Deficiência Visual, Esforço físico, Esportes para Pessoas com Deficiências, Psicometria, Adaptações
As escalas de percepção subjetiva de esforço (PSE), como a Escala de Borg, são amplamente utilizadas para o monitoramento da intensidade do exercício, porém podem apresentar limitações de uso em atletas com baixa visão, demandando adaptações que favoreçam a acessibilidade. O presente trabalho compreende dois estudos complementares. O primeiro teve como objetivo propor versões visualmente adaptadas da PSE, com contrastes de cores aprimorados, visando facilitar sua utilização por pessoas com deficiência visual.
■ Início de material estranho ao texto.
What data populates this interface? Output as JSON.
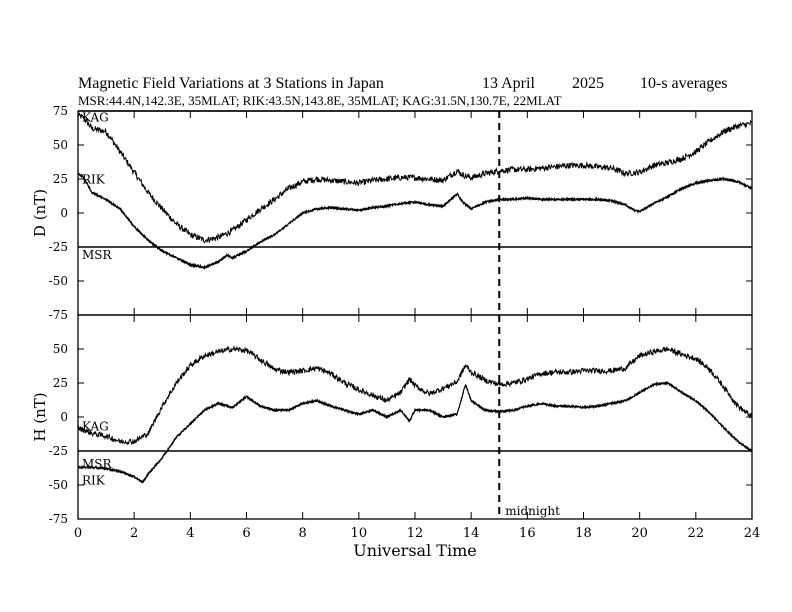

O segundo estudo teve como objetivo investigar a usabilidade, a resposta afetiva e a confiabilidade dessas escalas adaptadas em praticantes esportivos com baixa visão, ampliando sua aplicabilidade no contexto do esporte paralímpico. Este segundo estudo adotou um delineamento em duas fases: na fase um, 20 profissionais (treinadores, educadores e oftalmologistas) avaliaram três versões adaptadas da PSE (azul & amarelo, preto & branco e amarelo & preto) por meio do System Usability Scale (SUS). Na fase dois, oito atletas do sexo masculino com baixa visão avaliaram a escala tradicional e as escalas adaptadas em dois dias não consecutivos, reportando suas respostas afetivas por meio da Feeling Scale. A confiabilidade teste–reteste foi analisada pelo Coeficiente de Correlação Intraclasse (CCI) e pelo erro típico de medida (ETM). Os resultados indicaram alta usabilidade para todas as escalas adaptadas (SUS ≈ 78), respostas afetivas mais positivas e excelente confiabilidade (CCI > 0,90), com menores valores de ETM em comparação à escala tradicional. Conclui-se que escalas de PSE com alto contraste visual representam uma estratégia acessível, confiável e emocionalmente mais positiva, reforçando a importância do design inclusivo no esporte paralímpico.